One prism through which it is perhaps most illuminating to view Animals, is the musician's upbringing in the Abruzzo region 100 or so miles east of Rome. As with the local popular culture, this dramatic corner of Italy is riven with contradictions. Stunning mountainscapes overlook harsh scrubland; delicate gothic edifices share the skyline with brutalist apartment blocks.

Such geographical and architectural inordinancies have for decades served as a lure to artists. Federico Fellini made several movies here; Jean-Jacque Annaud filmed much of The Name Of The Rose at Rocca Calascio, a tenth-century fortress perched moodily on a hilltop. In Anton Corbijn's 2010 avant-noir excursion The American the brooding backdrop sets the tone for a feature gorgeous to behold yet with an empty place at the pit of its soul.    The point is that, across the decades, this breath-taking corner of Italy has evinced deeply sinister tendencies. Abruzzo was an early convert to Fascism and, more recently, hidebound by religious conservatism (in the early 70s reactionaries objected to the 50-lira coin on the grounds it depicted a classical figure in a state of undress). After Italy had dramatically switched side in the Second World War Mussolini was placed under house arrest at the Campo Imperatore Hotel high in southern Abruzzo, only to be rescued in a daring raid by the Waffen SS. The Italian soldiers charged with holding Mussolini under lock and key surrendered without firing a shot. 

Under the Mediterranean sunshine, the shadows cut deep and long then.
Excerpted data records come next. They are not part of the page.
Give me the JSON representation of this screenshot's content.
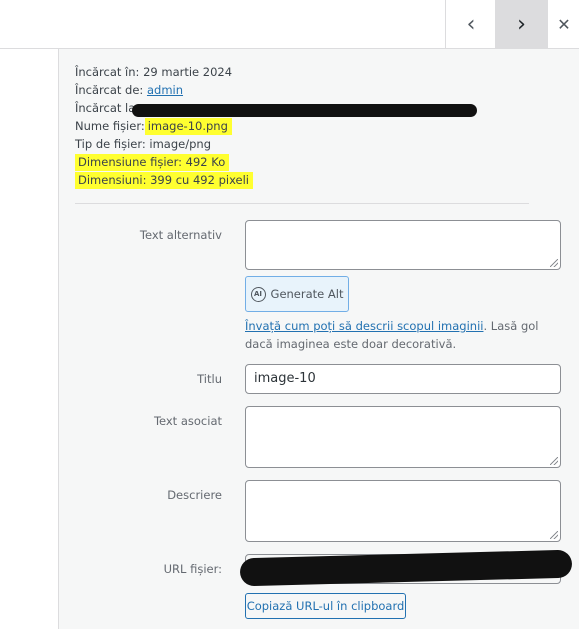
{
  "nav": {
    "prev_icon": "chevron-left-icon",
    "next_icon": "chevron-right-icon",
    "close_icon": "close-icon",
    "prev_glyph": "‹",
    "next_glyph": "›",
    "close_glyph": "✕"
  },
  "details": {
    "uploaded_on": "Încărcat în: 29 martie 2024",
    "uploaded_by_label": "Încărcat de:",
    "uploaded_by_user": "admin",
    "uploaded_to_label": "Încărcat la",
    "file_name_label": "Nume fișier:",
    "file_name_value": "image-10.png",
    "file_type": "Tip de fișier: image/png",
    "file_size": "Dimensiune fișier: 492 Ko",
    "dimensions": "Dimensiuni: 399 cu 492 pixeli"
  },
  "highlight_color": "#ffff30",
  "form": {
    "alt_label": "Text alternativ",
    "alt_value": "",
    "generate_alt_label": "Generate Alt",
    "generate_alt_icon": "ai-icon",
    "generate_alt_icon_text": "AI",
    "help_link": "Învață cum poți să descrii scopul imaginii",
    "help_rest": ". Lasă gol dacă imaginea este doar decorativă.",
    "title_label": "Titlu",
    "title_value": "image-10",
    "caption_label": "Text asociat",
    "caption_value": "",
    "description_label": "Descriere",
    "description_value": "",
    "url_label": "URL fișier:",
    "copy_url_label": "Copiază URL-ul în clipboard"
  }
}
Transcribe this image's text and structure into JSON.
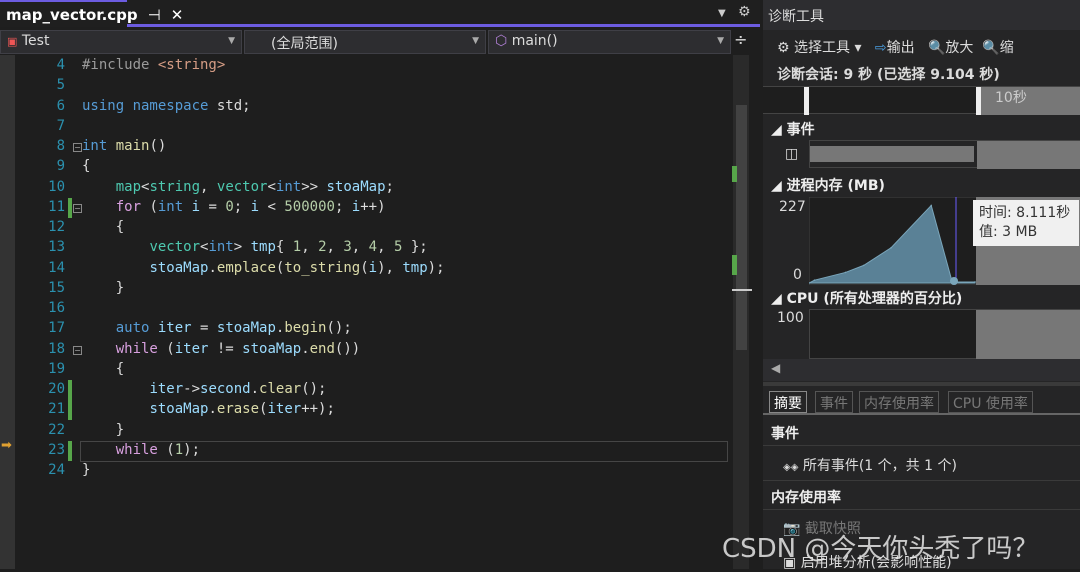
{
  "editor": {
    "tab_title": "map_vector.cpp",
    "pin": "⊣",
    "close": "✕",
    "project": "Test",
    "scope": "(全局范围)",
    "member": "main()",
    "split": "÷"
  },
  "code": [
    {
      "n": "4",
      "t": [
        [
          "pp",
          "#include "
        ],
        [
          "st",
          "<string>"
        ]
      ]
    },
    {
      "n": "5",
      "t": []
    },
    {
      "n": "6",
      "t": [
        [
          "kw",
          "using namespace "
        ],
        [
          "",
          "std;"
        ]
      ]
    },
    {
      "n": "7",
      "t": []
    },
    {
      "n": "8",
      "t": [
        [
          "kw",
          "int "
        ],
        [
          "fn",
          "main"
        ],
        [
          "",
          "()"
        ]
      ],
      "fold": true
    },
    {
      "n": "9",
      "t": [
        [
          "",
          "{"
        ]
      ]
    },
    {
      "n": "10",
      "t": [
        [
          "",
          "    "
        ],
        [
          "ty",
          "map"
        ],
        [
          "",
          "<"
        ],
        [
          "ty",
          "string"
        ],
        [
          "",
          ", "
        ],
        [
          "ty",
          "vector"
        ],
        [
          "",
          "<"
        ],
        [
          "kw",
          "int"
        ],
        [
          "",
          ">> "
        ],
        [
          "va",
          "stoaMap"
        ],
        [
          "",
          ";"
        ]
      ]
    },
    {
      "n": "11",
      "t": [
        [
          "",
          "    "
        ],
        [
          "ct",
          "for "
        ],
        [
          "",
          "("
        ],
        [
          "kw",
          "int "
        ],
        [
          "va",
          "i"
        ],
        [
          "",
          " = "
        ],
        [
          "nm",
          "0"
        ],
        [
          "",
          "; "
        ],
        [
          "va",
          "i"
        ],
        [
          "",
          " < "
        ],
        [
          "nm",
          "500000"
        ],
        [
          "",
          "; "
        ],
        [
          "va",
          "i"
        ],
        [
          "",
          "++)"
        ]
      ],
      "fold": true,
      "chg": true
    },
    {
      "n": "12",
      "t": [
        [
          "",
          "    {"
        ]
      ]
    },
    {
      "n": "13",
      "t": [
        [
          "",
          "        "
        ],
        [
          "ty",
          "vector"
        ],
        [
          "",
          "<"
        ],
        [
          "kw",
          "int"
        ],
        [
          "",
          "> "
        ],
        [
          "va",
          "tmp"
        ],
        [
          "",
          "{ "
        ],
        [
          "nm",
          "1"
        ],
        [
          "",
          ", "
        ],
        [
          "nm",
          "2"
        ],
        [
          "",
          ", "
        ],
        [
          "nm",
          "3"
        ],
        [
          "",
          ", "
        ],
        [
          "nm",
          "4"
        ],
        [
          "",
          ", "
        ],
        [
          "nm",
          "5"
        ],
        [
          "",
          " };"
        ]
      ]
    },
    {
      "n": "14",
      "t": [
        [
          "",
          "        "
        ],
        [
          "va",
          "stoaMap"
        ],
        [
          "",
          "."
        ],
        [
          "fn",
          "emplace"
        ],
        [
          "",
          "("
        ],
        [
          "fn",
          "to_string"
        ],
        [
          "",
          "("
        ],
        [
          "va",
          "i"
        ],
        [
          "",
          "), "
        ],
        [
          "va",
          "tmp"
        ],
        [
          "",
          ");"
        ]
      ]
    },
    {
      "n": "15",
      "t": [
        [
          "",
          "    }"
        ]
      ]
    },
    {
      "n": "16",
      "t": []
    },
    {
      "n": "17",
      "t": [
        [
          "",
          "    "
        ],
        [
          "kw",
          "auto "
        ],
        [
          "va",
          "iter"
        ],
        [
          "",
          " = "
        ],
        [
          "va",
          "stoaMap"
        ],
        [
          "",
          "."
        ],
        [
          "fn",
          "begin"
        ],
        [
          "",
          "();"
        ]
      ]
    },
    {
      "n": "18",
      "t": [
        [
          "",
          "    "
        ],
        [
          "ct",
          "while "
        ],
        [
          "",
          "("
        ],
        [
          "va",
          "iter"
        ],
        [
          "",
          " != "
        ],
        [
          "va",
          "stoaMap"
        ],
        [
          "",
          "."
        ],
        [
          "fn",
          "end"
        ],
        [
          "",
          "())"
        ]
      ],
      "fold": true
    },
    {
      "n": "19",
      "t": [
        [
          "",
          "    {"
        ]
      ]
    },
    {
      "n": "20",
      "t": [
        [
          "",
          "        "
        ],
        [
          "va",
          "iter"
        ],
        [
          "",
          "->"
        ],
        [
          "va",
          "second"
        ],
        [
          "",
          "."
        ],
        [
          "fn",
          "clear"
        ],
        [
          "",
          "();"
        ]
      ],
      "chg": true
    },
    {
      "n": "21",
      "t": [
        [
          "",
          "        "
        ],
        [
          "va",
          "stoaMap"
        ],
        [
          "",
          "."
        ],
        [
          "fn",
          "erase"
        ],
        [
          "",
          "("
        ],
        [
          "va",
          "iter"
        ],
        [
          "",
          "++);"
        ]
      ],
      "chg": true
    },
    {
      "n": "22",
      "t": [
        [
          "",
          "    }"
        ]
      ]
    },
    {
      "n": "23",
      "t": [
        [
          "",
          "    "
        ],
        [
          "ct",
          "while "
        ],
        [
          "",
          "("
        ],
        [
          "nm",
          "1"
        ],
        [
          "",
          ");"
        ]
      ],
      "chg": true,
      "current": true
    },
    {
      "n": "24",
      "t": [
        [
          "",
          "}"
        ]
      ]
    }
  ],
  "diag": {
    "title": "诊断工具",
    "select_tools": "选择工具",
    "output": "输出",
    "zoom_in": "放大",
    "zoom_out": "缩",
    "session": "诊断会话: 9 秒 (已选择 9.104 秒)",
    "timeline_label": "10秒",
    "events_section": "事件",
    "memory_section": "进程内存 (MB)",
    "mem_max": "227",
    "mem_min": "0",
    "tooltip_time": "时间: 8.111秒",
    "tooltip_value": "值: 3 MB",
    "cpu_section": "CPU (所有处理器的百分比)",
    "cpu_max": "100",
    "tabs": [
      "摘要",
      "事件",
      "内存使用率",
      "CPU 使用率"
    ],
    "summary_events": "事件",
    "all_events": "所有事件(1 个，共 1 个)",
    "memory_usage": "内存使用率",
    "snapshot": "截取快照",
    "heap": "启用堆分析(会影响性能)"
  },
  "chart_data": {
    "type": "area",
    "x": [
      0,
      0.3,
      2,
      3,
      4.5,
      6.7,
      7.85,
      9.1
    ],
    "values": [
      0,
      8,
      30,
      50,
      100,
      220,
      3,
      3
    ],
    "ylim": [
      0,
      227
    ],
    "xlim": [
      0,
      9.1
    ],
    "color": "#5a8196"
  },
  "watermark": "CSDN @今天你头秃了吗？"
}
There's a wild drama to the landscape which arguably finds it parallels in Animals tracks such as '24' and 'Punch', the latter building from a languid drone to treated shriek, the sampled mutterings of a crowd yammering madly as the climax hoves into earshot.  

The listener is, meanwhile, plunged deeper into the void on 'Presenza Immobile' ("Motionless Presence") a textured conspiracy of acid beats and slurred house grooves. If the record has a black beating heart, however, it is closer 'They Cannot Be Replaced', which lifts a monologue by the late neurologist Oliver Sacks on the futility of spiritual belief.

"I think my parents were practicing Jews, but not believing ones. I don’t think that belief is a particularly strong thing in Judaism… I grew up in a Darwinian world," Sacks says, his diction uncharacteristically ominous. Sacks was a deeply humane non-believer, and in the original interview is matter-of-factly commenting on the gulf between European secularism and American religiosity. Yet hemmed in by Natalizia's horror-show tempos, his musings acquire a nihilistic glower, as if to suggest the only thing more terrifying than a universe presided over by a cruel and judgemental God is one presided over by nobody at all.

Rejecting poseur understatement, Natalizia feasts freely on contradictory melodrama throughout Animals. The waving and the drowning are thus made feel one and the same. Perhaps Natalizia is giving voice to deep-seated existential unease; maybe he is merely indulging his passion for scary sound effects. Either way, to those of us gawping on the shoreline, close yet immeasurably distant, the results are seductive and potent – dazzling communiques from the other side of the abyss.